Kenn Fogtmann represents Denmark’s fish, food and agriculture interests in Brussels and is currently, along with 139 other Danes, part of the EU President’s team. With five million Danes represented by 140 staff and Scotland’s five million by less than ten, it is easy to understand why Denmark gets its own way and we are left standing at the altar time and again.

But our meeting with Kenn suggested some hope. Our ‘big idea’ is that quotas should be rolled over for 2003. The EU’s Common Fisheries Policy is to change from 1st January 2003 and it seems absurd to set quotas under the old scheme but implement them under the new.

We suggested that the ‘new CFP’ provisions for Regional Advisory Committees should be used early in 2003 to allow the nations adjacent to the North Sea fishing grounds to rapidly draw up plans for agreement by the European Commission.

All this would allow fishing communities to avoid the brutality of total closure. And vitally, it would deliver responsibility to propose a solution to the problem to those most directed affected by the success or failure of any plan – the local states and their fishermen.

While Danes indicated that they have to hold back from the debate because they hold the EU Presidency, they could see our proposal as one they could put forward to break the anticipated deadlock in discussions later this month. And it would avoid having to make two big decisions – the ‘new CFP’ and quotas – at the same Council of Ministers meeting.

So that was one team warm to our thoughts on fishing for 2003 and beyond.

Next stop seemed a harder nut to crack. She was Franz Fischler’s advisor on fishing, Maja Kirchner. I have written previously about the incongruity of a land-locked Austria being the EU state which provides the Fishing Commissioner. Meeting Maja did not initially instil confidence either. Rather than being an expert on fishing, she is a lawyer. And has been involved in fishing for only two years.

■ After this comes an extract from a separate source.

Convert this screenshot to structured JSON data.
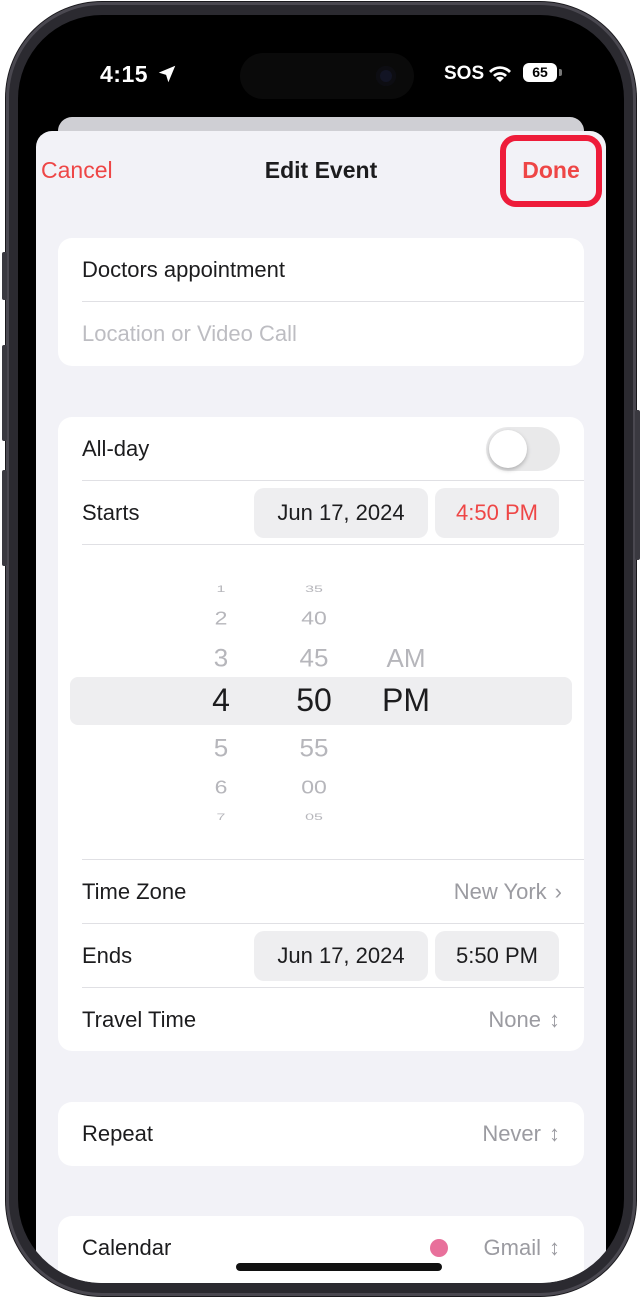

With Fischler seeming to be ‘all over the place’ in his responses to the future of North Sea fishing it was important that we understood why this was so.

One thing said by Maja soon re-emphasised the merits of our proposals.

It seems that Fischler’s office only had seven days in which to draw up their 170 page document on the future of fishing. Squeezed by the timetable for the delivery of the scientists’ reports and decision at the December Council of Ministers that was all they got.

For the first time, the real irrationality of some of the EU’s processes was brought into focus for me. And the apparent lack of knowledge on the Fishing Commissioner’s part could, to some extent at least, be put down to simple lack of time to master a complex brief.

So when we put forward our thoughts, involving as they did moving the decision into 2003, they were more warmly received than we had imagined that they would be. For it seems that Franz Fischler’s office is not unaware of the hazards of making decisions based on a rapid read of the evidence and the pressure of a ludicrously tight decision-making timetable.

And of course that timetable reduces both the chance that the recommendation is well thought out or well argued and increases the chance that it will be power politics that governs the decision rather than logic.

But the fly in the ointment was Maja’s observation that for all the good ideas that we were putting forward, they would only really carry weight if tabled by a government – preferably ours.

So that’s why our own ‘Cod Squad’, those feisty female Cod Crusaders from Fraserburgh are the ace in our hand. Pressure from outside the normal political channels alarms ministers. It worked for Peterhead Prison. It must work for our fishermen and all who depend upon them.